Just think on how many people have been aligned by the idea of freedom and how many people have been divided by it. And, in both cases, think on how removed from Tangible Reality™ the concept might have been—avoiding more dangerous ground, I live in a free country (two very high abstractions, btw), but I cannot even move freely across the land, unless I want to be run over by a bus 🚌 or severely punished by trespassing private property 👮🏻‍♂️; what is freedom in tangible terms?

Speak particle, speak wave

But, despite the futility of the exercise, climbing the Abstraction Stack™ is an irresistible temptation. If we could master the higher levels we would be one step closer to godly wisdom. The Truth is Up there, and we’re not going to settle for some shadows on the wall.

The way I see this, at the bottom of the Stack, our language behaves like particles 🎱; at the top, it behaves like waves 〰️.

Particles are specific, measurable, verifiable, timebound, they are very close to the impermanence of Reality™. We like particles. When we define goals, we love speaking particle. SMART objectives. 🎯 Definition of Done. Speaking particle allows us to project ourselves into a Tangible™ future, and that creates action and aligns wills.

But particles don’t travel far, nor they stay for long. They are incisive but limited.

Waves, on the other hand, can expand into infinity. They don’t carry mass, which makes them ethereal. A wave, like an idea, cannot be destroyed. But a wave can easily be interfered, to the point of nullifying. But it is not destroyed, as long as the wave exists, as long as an idea exists, the only way to nullify it is to keep emitting one with a negative sign.

I don’t think you can influence people by increasing the amplitude of the signal, by shouting 🤬 or insisting 🧐. In the particle realm, yes; not in the wave realm. If the message is not right, the influence ends after you leave the room.

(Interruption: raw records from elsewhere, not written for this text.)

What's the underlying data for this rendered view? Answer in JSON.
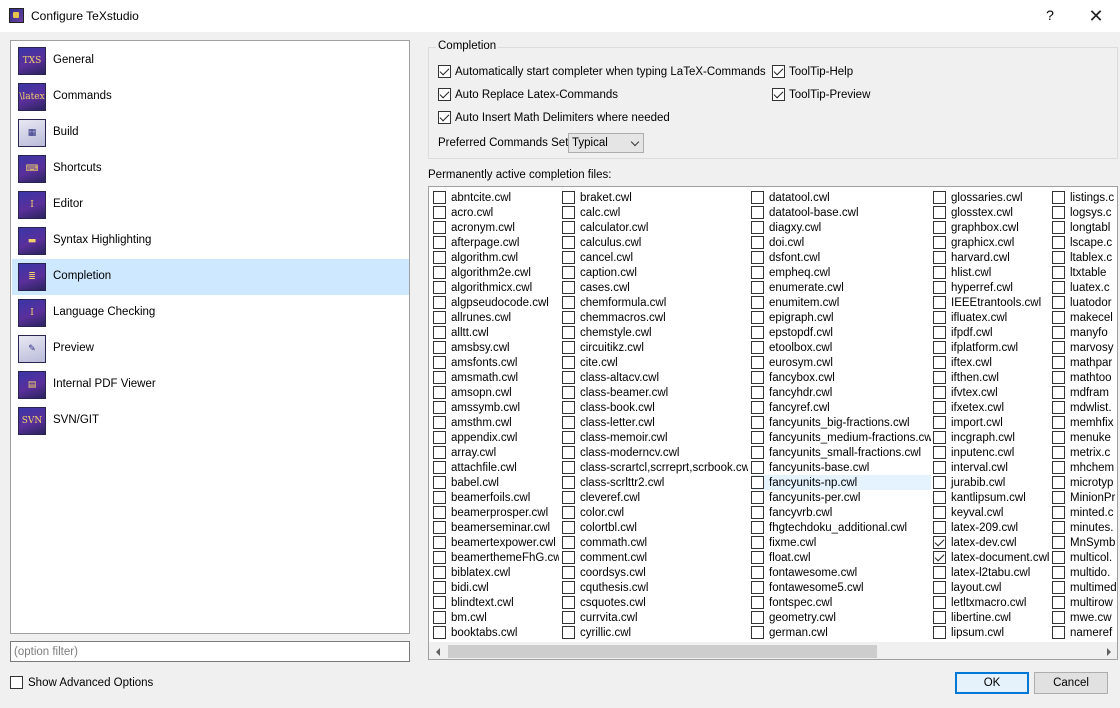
{
  "window": {
    "title": "Configure TeXstudio",
    "help_symbol": "?",
    "close_symbol": "✕"
  },
  "sidebar": {
    "items": [
      {
        "label": "General",
        "icon": "txs-icon",
        "glyph": "TXS"
      },
      {
        "label": "Commands",
        "icon": "latex-icon",
        "glyph": "\\latex"
      },
      {
        "label": "Build",
        "icon": "build-icon",
        "glyph": "▦"
      },
      {
        "label": "Shortcuts",
        "icon": "keyboard-icon",
        "glyph": "⌨"
      },
      {
        "label": "Editor",
        "icon": "text-cursor-icon",
        "glyph": "I"
      },
      {
        "label": "Syntax Highlighting",
        "icon": "highlight-icon",
        "glyph": "▬"
      },
      {
        "label": "Completion",
        "icon": "completion-list-icon",
        "glyph": "≣"
      },
      {
        "label": "Language Checking",
        "icon": "spellcheck-icon",
        "glyph": "I"
      },
      {
        "label": "Preview",
        "icon": "preview-icon",
        "glyph": "✎"
      },
      {
        "label": "Internal PDF Viewer",
        "icon": "pdf-viewer-icon",
        "glyph": "▤"
      },
      {
        "label": "SVN/GIT",
        "icon": "svn-icon",
        "glyph": "SVN"
      }
    ],
    "selected_index": 6
  },
  "filter": {
    "placeholder": "(option filter)"
  },
  "advanced": {
    "label": "Show Advanced Options",
    "checked": false
  },
  "completion": {
    "group_title": "Completion",
    "options": [
      {
        "label": "Automatically start completer when typing LaTeX-Commands",
        "checked": true
      },
      {
        "label": "Auto Replace Latex-Commands",
        "checked": true
      },
      {
        "label": "Auto Insert Math Delimiters where needed",
        "checked": true
      },
      {
        "label": "ToolTip-Help",
        "checked": true
      },
      {
        "label": "ToolTip-Preview",
        "checked": true
      }
    ],
    "preferred_label": "Preferred Commands Set:",
    "preferred_value": "Typical"
  },
  "files": {
    "label": "Permanently active completion files:",
    "highlighted": "fancyunits-np.cwl",
    "columns": [
      {
        "items": [
          {
            "name": "abntcite.cwl"
          },
          {
            "name": "acro.cwl"
          },
          {
            "name": "acronym.cwl"
          },
          {
            "name": "afterpage.cwl"
          },
          {
            "name": "algorithm.cwl"
          },
          {
            "name": "algorithm2e.cwl"
          },
          {
            "name": "algorithmicx.cwl"
          },
          {
            "name": "algpseudocode.cwl"
          },
          {
            "name": "allrunes.cwl"
          },
          {
            "name": "alltt.cwl"
          },
          {
            "name": "amsbsy.cwl"
          },
          {
            "name": "amsfonts.cwl"
          },
          {
            "name": "amsmath.cwl"
          },
          {
            "name": "amsopn.cwl"
          },
          {
            "name": "amssymb.cwl"
          },
          {
            "name": "amsthm.cwl"
          },
          {
            "name": "appendix.cwl"
          },
          {
            "name": "array.cwl"
          },
          {
            "name": "attachfile.cwl"
          },
          {
            "name": "babel.cwl"
          },
          {
            "name": "beamerfoils.cwl"
          },
          {
            "name": "beamerprosper.cwl"
          },
          {
            "name": "beamerseminar.cwl"
          },
          {
            "name": "beamertexpower.cwl"
          },
          {
            "name": "beamerthemeFhG.cwl"
          },
          {
            "name": "biblatex.cwl"
          },
          {
            "name": "bidi.cwl"
          },
          {
            "name": "blindtext.cwl"
          },
          {
            "name": "bm.cwl"
          },
          {
            "name": "booktabs.cwl"
          }
        ]
      },
      {
        "items": [
          {
            "name": "braket.cwl"
          },
          {
            "name": "calc.cwl"
          },
          {
            "name": "calculator.cwl"
          },
          {
            "name": "calculus.cwl"
          },
          {
            "name": "cancel.cwl"
          },
          {
            "name": "caption.cwl"
          },
          {
            "name": "cases.cwl"
          },
          {
            "name": "chemformula.cwl"
          },
          {
            "name": "chemmacros.cwl"
          },
          {
            "name": "chemstyle.cwl"
          },
          {
            "name": "circuitikz.cwl"
          },
          {
            "name": "cite.cwl"
          },
          {
            "name": "class-altacv.cwl"
          },
          {
            "name": "class-beamer.cwl"
          },
          {
            "name": "class-book.cwl"
          },
          {
            "name": "class-letter.cwl"
          },
          {
            "name": "class-memoir.cwl"
          },
          {
            "name": "class-moderncv.cwl"
          },
          {
            "name": "class-scrartcl,scrreprt,scrbook.cwl"
          },
          {
            "name": "class-scrlttr2.cwl"
          },
          {
            "name": "cleveref.cwl"
          },
          {
            "name": "color.cwl"
          },
          {
            "name": "colortbl.cwl"
          },
          {
            "name": "commath.cwl"
          },
          {
            "name": "comment.cwl"
          },
          {
            "name": "coordsys.cwl"
          },
          {
            "name": "cquthesis.cwl"
          },
          {
            "name": "csquotes.cwl"
          },
          {
            "name": "currvita.cwl"
          },
          {
            "name": "cyrillic.cwl"
          }
        ]
      },
      {
        "items": [
          {
            "name": "datatool.cwl"
          },
          {
            "name": "datatool-base.cwl"
          },
          {
            "name": "diagxy.cwl"
          },
          {
            "name": "doi.cwl"
          },
          {
            "name": "dsfont.cwl"
          },
          {
            "name": "empheq.cwl"
          },
          {
            "name": "enumerate.cwl"
          },
          {
            "name": "enumitem.cwl"
          },
          {
            "name": "epigraph.cwl"
          },
          {
            "name": "epstopdf.cwl"
          },
          {
            "name": "etoolbox.cwl"
          },
          {
            "name": "eurosym.cwl"
          },
          {
            "name": "fancybox.cwl"
          },
          {
            "name": "fancyhdr.cwl"
          },
          {
            "name": "fancyref.cwl"
          },
          {
            "name": "fancyunits_big-fractions.cwl"
          },
          {
            "name": "fancyunits_medium-fractions.cwl"
          },
          {
            "name": "fancyunits_small-fractions.cwl"
          },
          {
            "name": "fancyunits-base.cwl"
          },
          {
            "name": "fancyunits-np.cwl"
          },
          {
            "name": "fancyunits-per.cwl"
          },
          {
            "name": "fancyvrb.cwl"
          },
          {
            "name": "fhgtechdoku_additional.cwl"
          },
          {
            "name": "fixme.cwl"
          },
          {
            "name": "float.cwl"
          },
          {
            "name": "fontawesome.cwl"
          },
          {
            "name": "fontawesome5.cwl"
          },
          {
            "name": "fontspec.cwl"
          },
          {
            "name": "geometry.cwl"
          },
          {
            "name": "german.cwl"
          }
        ]
      },
      {
        "items": [
          {
            "name": "glossaries.cwl"
          },
          {
            "name": "glosstex.cwl"
          },
          {
            "name": "graphbox.cwl"
          },
          {
            "name": "graphicx.cwl"
          },
          {
            "name": "harvard.cwl"
          },
          {
            "name": "hlist.cwl"
          },
          {
            "name": "hyperref.cwl"
          },
          {
            "name": "IEEEtrantools.cwl"
          },
          {
            "name": "ifluatex.cwl"
          },
          {
            "name": "ifpdf.cwl"
          },
          {
            "name": "ifplatform.cwl"
          },
          {
            "name": "iftex.cwl"
          },
          {
            "name": "ifthen.cwl"
          },
          {
            "name": "ifvtex.cwl"
          },
          {
            "name": "ifxetex.cwl"
          },
          {
            "name": "import.cwl"
          },
          {
            "name": "incgraph.cwl"
          },
          {
            "name": "inputenc.cwl"
          },
          {
            "name": "interval.cwl"
          },
          {
            "name": "jurabib.cwl"
          },
          {
            "name": "kantlipsum.cwl"
          },
          {
            "name": "keyval.cwl"
          },
          {
            "name": "latex-209.cwl"
          },
          {
            "name": "latex-dev.cwl",
            "checked": true
          },
          {
            "name": "latex-document.cwl",
            "checked": true
          },
          {
            "name": "latex-l2tabu.cwl"
          },
          {
            "name": "layout.cwl"
          },
          {
            "name": "letltxmacro.cwl"
          },
          {
            "name": "libertine.cwl"
          },
          {
            "name": "lipsum.cwl"
          }
        ]
      },
      {
        "items": [
          {
            "name": "listings.c"
          },
          {
            "name": "logsys.c"
          },
          {
            "name": "longtabl"
          },
          {
            "name": "lscape.c"
          },
          {
            "name": "ltablex.c"
          },
          {
            "name": "ltxtable"
          },
          {
            "name": "luatex.c"
          },
          {
            "name": "luatodor"
          },
          {
            "name": "makecel"
          },
          {
            "name": "manyfo"
          },
          {
            "name": "marvosy"
          },
          {
            "name": "mathpar"
          },
          {
            "name": "mathtoo"
          },
          {
            "name": "mdfram"
          },
          {
            "name": "mdwlist."
          },
          {
            "name": "memhfix"
          },
          {
            "name": "menuke"
          },
          {
            "name": "metrix.c"
          },
          {
            "name": "mhchem"
          },
          {
            "name": "microtyp"
          },
          {
            "name": "MinionPr"
          },
          {
            "name": "minted.c"
          },
          {
            "name": "minutes."
          },
          {
            "name": "MnSymb"
          },
          {
            "name": "multicol."
          },
          {
            "name": "multido."
          },
          {
            "name": "multimed"
          },
          {
            "name": "multirow"
          },
          {
            "name": "mwe.cw"
          },
          {
            "name": "nameref"
          }
        ]
      }
    ]
  },
  "buttons": {
    "ok": "OK",
    "cancel": "Cancel"
  }
}
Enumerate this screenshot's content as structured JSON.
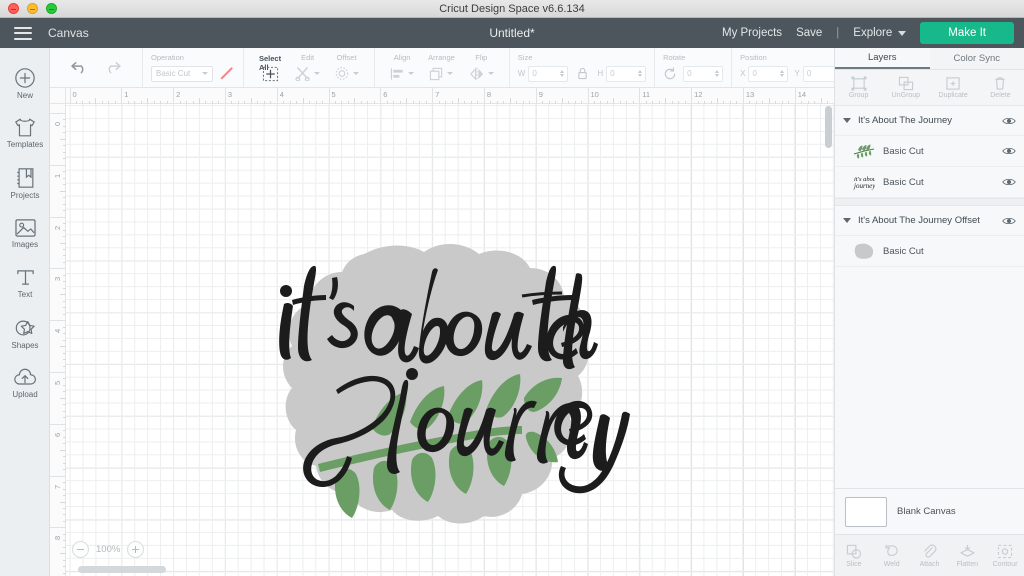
{
  "window": {
    "app_title": "Cricut Design Space  v6.6.134",
    "controls": [
      "close",
      "minimize",
      "maximize"
    ]
  },
  "header": {
    "menu_icon": "hamburger-icon",
    "canvas_label": "Canvas",
    "document_title": "Untitled*",
    "my_projects": "My Projects",
    "save": "Save",
    "separator": "|",
    "machine": "Explore",
    "make_it": "Make It",
    "bg_color": "#4c565c",
    "make_it_color": "#17b88a"
  },
  "rail": {
    "items": [
      {
        "label": "New",
        "icon": "plus-circle-icon"
      },
      {
        "label": "Templates",
        "icon": "tshirt-icon"
      },
      {
        "label": "Projects",
        "icon": "book-icon"
      },
      {
        "label": "Images",
        "icon": "image-icon"
      },
      {
        "label": "Text",
        "icon": "text-t-icon"
      },
      {
        "label": "Shapes",
        "icon": "star-shape-icon"
      },
      {
        "label": "Upload",
        "icon": "cloud-upload-icon"
      }
    ]
  },
  "toolbar": {
    "undo": "undo-icon",
    "redo": "redo-icon",
    "operation": {
      "label": "Operation",
      "value": "Basic Cut",
      "swatch_color": "#f0868c"
    },
    "select_all": {
      "label": "Select All",
      "enabled": true
    },
    "edit": {
      "label": "Edit",
      "enabled": false
    },
    "offset": {
      "label": "Offset",
      "enabled": false
    },
    "align": {
      "label": "Align",
      "enabled": false
    },
    "arrange": {
      "label": "Arrange",
      "enabled": false
    },
    "flip": {
      "label": "Flip",
      "enabled": false
    },
    "size": {
      "label": "Size",
      "w_label": "W",
      "w_value": "0",
      "h_label": "H",
      "h_value": "0",
      "lock": "lock-icon"
    },
    "rotate": {
      "label": "Rotate",
      "value": "0",
      "icon": "rotate-icon"
    },
    "position": {
      "label": "Position",
      "x_label": "X",
      "x_value": "0",
      "y_label": "Y",
      "y_value": "0"
    }
  },
  "canvas": {
    "ruler_h_numbers": [
      "0",
      "1",
      "2",
      "3",
      "4",
      "5",
      "6",
      "7",
      "8",
      "9",
      "10",
      "11",
      "12",
      "13",
      "14"
    ],
    "ruler_v_numbers": [
      "0",
      "1",
      "2",
      "3",
      "4",
      "5",
      "6",
      "7",
      "8"
    ],
    "zoom_level": "100%",
    "zoom_out_icon": "minus-circle-icon",
    "zoom_in_icon": "plus-circle-icon",
    "artwork": {
      "text_line_1": "it's about the",
      "text_line_2": "journey",
      "text_color": "#1c1c1c",
      "leaf_color": "#6b9e65",
      "offset_color": "#c9c9c9"
    }
  },
  "panel": {
    "tabs": [
      {
        "label": "Layers",
        "active": true
      },
      {
        "label": "Color Sync",
        "active": false
      }
    ],
    "actions": [
      {
        "label": "Group",
        "icon": "group-icon",
        "enabled": false
      },
      {
        "label": "UnGroup",
        "icon": "ungroup-icon",
        "enabled": false
      },
      {
        "label": "Duplicate",
        "icon": "duplicate-icon",
        "enabled": false
      },
      {
        "label": "Delete",
        "icon": "trash-icon",
        "enabled": false
      }
    ],
    "layers": [
      {
        "name": "It's About The Journey",
        "expanded": true,
        "visible": true,
        "children": [
          {
            "name": "Basic Cut",
            "thumb": "leaf-thumb",
            "visible": true
          },
          {
            "name": "Basic Cut",
            "thumb": "script-text-thumb",
            "visible": true
          }
        ]
      },
      {
        "name": "It's About The Journey Offset",
        "expanded": true,
        "visible": true,
        "children": [
          {
            "name": "Basic Cut",
            "thumb": "offset-blob-thumb",
            "visible": false
          }
        ]
      }
    ],
    "canvas_swatch": {
      "label": "Blank Canvas",
      "color": "#ffffff"
    },
    "bottom_tools": [
      {
        "label": "Slice",
        "icon": "slice-icon"
      },
      {
        "label": "Weld",
        "icon": "weld-icon"
      },
      {
        "label": "Attach",
        "icon": "paperclip-icon"
      },
      {
        "label": "Flatten",
        "icon": "flatten-icon"
      },
      {
        "label": "Contour",
        "icon": "contour-icon"
      }
    ]
  }
}
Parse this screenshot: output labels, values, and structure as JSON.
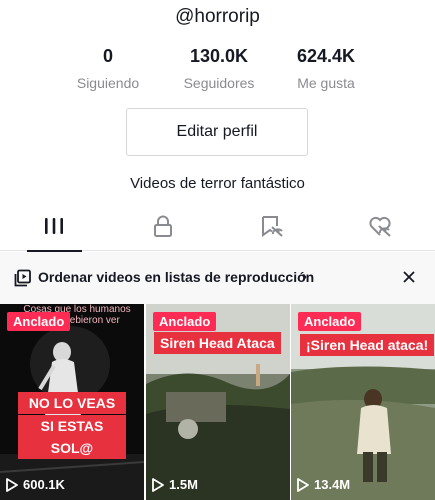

(Have you not had that feeling? That something makes sense only while someone is telling you, but the minute you give it a second thought simply does not click?)

Resonance is what you are looking for. Resonance is what translates waves into Tangible impact. Resonance happens when the wave emitted is tuned to a natural oscillation frequency of the receiver. Resonance can tear down bridges. Resonance can move mountains.

But I don’t know the Laws of Resonance™. I wish I did. There would be something divine in those Laws, if they existed. An understanding of this world that we all strive for.

Why does something resonate?
Is resonance absolute or circumstancial?
Personal or universal?
Can I shape a message to resonate, or is resonance inherent to the message itself?

As always, more questions than answers.

And I fear for my son, adrift in the middle of the sea.

He doesn’t know the green I see, which is almost always beautiful and optimistic and full of possibilties.

Does he see the same green? Or is it different?

He floats in a sea whose surface is disturbed by a million overlaying waves.
A world of extreme fragmentation.
A world of noise.
His breadth too shallow to enjoy the peace of the underwater.
How can he find resonance in that sea?
Promising ideas swiped up by the next TikTok.
Resonant proposals nullified under waves of Twitter comments.

Is this good or is this bad?

I don’t know what to make of it.

I don't know what my work is.

So I will just keep writing,

hoping to find truth in the next metaphor.